Making Power Moves
If Cardi B can make money moves then nothing is stopping you from making power moves.
A power move, although might sound scary, can be something as simple as learning how to say no, asking a question, standing your ground, or anything else that helps you take control of your career.
Power moves can be small steps or huge leaps, the point is that they are moving you forward.
Sometimes we know in our gut that we should utilize the answer ‘no’ but for whatever reason end up saying yes. Being a people pleaser or spreading yourself too thin may show that you’re a team player but can ultimately reduce the quality of your work, acting as roadblocks in your way to your desired promotion. Remember it’s always okay to say no to picking up another employee’s slack, unnecessary meetings, working overtime all the time, replying to every email, assignments that go against your values, or anything else that causes you to take your eyes off of the finish line.
Ask your questions:
Meetings have a funny way of going on and on while still leaving you unsure of what your role is or why your company is starting this new project. Chances are that if you feel unclear at the end of a meeting, you’re not the only one with questions. Instead of following everyone else’s example and concluding that you will figure it out while you go, take a stand of courage and ask for more clear answers to your questions. I guarantee that your supervisor will happily spend a few extra minutes being direct then have weeks of work go by with few knowing what is going on.

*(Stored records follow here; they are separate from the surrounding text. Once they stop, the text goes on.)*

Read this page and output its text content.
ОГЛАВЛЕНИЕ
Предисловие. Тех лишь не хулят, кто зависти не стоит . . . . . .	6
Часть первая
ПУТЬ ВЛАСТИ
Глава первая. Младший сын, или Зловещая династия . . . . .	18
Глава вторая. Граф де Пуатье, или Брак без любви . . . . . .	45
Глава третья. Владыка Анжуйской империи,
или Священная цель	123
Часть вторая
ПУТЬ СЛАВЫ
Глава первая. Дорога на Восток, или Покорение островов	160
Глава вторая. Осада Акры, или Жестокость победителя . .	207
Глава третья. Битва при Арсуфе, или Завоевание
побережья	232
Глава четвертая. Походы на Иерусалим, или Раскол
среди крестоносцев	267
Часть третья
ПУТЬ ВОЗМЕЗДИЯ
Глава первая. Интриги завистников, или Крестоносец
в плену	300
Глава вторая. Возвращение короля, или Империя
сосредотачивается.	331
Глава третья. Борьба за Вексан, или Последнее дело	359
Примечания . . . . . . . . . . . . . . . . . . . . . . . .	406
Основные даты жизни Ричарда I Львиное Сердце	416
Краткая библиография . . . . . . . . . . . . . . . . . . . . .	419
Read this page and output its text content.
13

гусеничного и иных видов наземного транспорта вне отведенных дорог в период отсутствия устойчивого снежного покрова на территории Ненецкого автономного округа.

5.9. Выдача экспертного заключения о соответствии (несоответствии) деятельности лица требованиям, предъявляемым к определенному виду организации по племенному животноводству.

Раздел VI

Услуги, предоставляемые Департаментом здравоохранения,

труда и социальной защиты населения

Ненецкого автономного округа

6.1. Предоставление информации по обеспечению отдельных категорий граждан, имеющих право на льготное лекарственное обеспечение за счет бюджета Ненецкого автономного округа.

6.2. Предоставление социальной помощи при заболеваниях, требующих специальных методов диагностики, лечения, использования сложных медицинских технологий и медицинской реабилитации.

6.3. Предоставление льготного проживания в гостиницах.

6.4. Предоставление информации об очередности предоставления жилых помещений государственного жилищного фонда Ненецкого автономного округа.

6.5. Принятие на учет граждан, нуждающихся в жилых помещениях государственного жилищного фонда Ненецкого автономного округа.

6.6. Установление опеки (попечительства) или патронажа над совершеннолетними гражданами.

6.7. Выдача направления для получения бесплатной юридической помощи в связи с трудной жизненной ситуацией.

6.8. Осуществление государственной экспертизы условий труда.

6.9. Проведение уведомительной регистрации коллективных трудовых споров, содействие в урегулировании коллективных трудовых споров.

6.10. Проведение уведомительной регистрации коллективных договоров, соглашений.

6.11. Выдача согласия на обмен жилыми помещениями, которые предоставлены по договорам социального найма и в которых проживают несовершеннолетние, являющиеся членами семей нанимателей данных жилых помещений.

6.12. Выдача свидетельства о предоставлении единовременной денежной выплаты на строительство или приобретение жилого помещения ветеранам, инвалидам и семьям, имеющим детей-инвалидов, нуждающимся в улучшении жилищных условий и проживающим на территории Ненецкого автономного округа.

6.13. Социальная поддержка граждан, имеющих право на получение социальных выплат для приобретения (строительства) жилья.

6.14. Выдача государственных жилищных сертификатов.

Also, don’t be afraid to speak up for any other reason in a meeting. If you see a hole or error in the company’s plan, speak to it. If you have a supporting idea, give it. Speaking up in meetings shows leadership and courage. It helps to positively set you apart from the crowd to both your supervisors and co-workers.
Learn your worth:
In today’s world, time equals money and money equals power. Take time to study your spending habits, lifestyle choices, salary, benefits package, and the break down of your expenses. Then, assist if it is all serving you in the best way. Consider the time invested with your current company. If you find that your role and responsibilities have grown but your salary has not, it may be time to ask for a raise. Digging in deep into your finances helps you to fully understand your worth.
Be open to advice:
Powerful people can be portrayed as never needing help from others, but that simply isn’t true. The most powerful people have found power because they have surrounded themselves with a close, trusted network of advisors. Utilize all of the resources around you to make sure you have the best advisors that you can. Maybe that looks like a motivational podcast, a weekly phone call to your mom, or even a book on power moves – maybe even a combination of them all. Whatever or whoever it is, find it/them and listen good.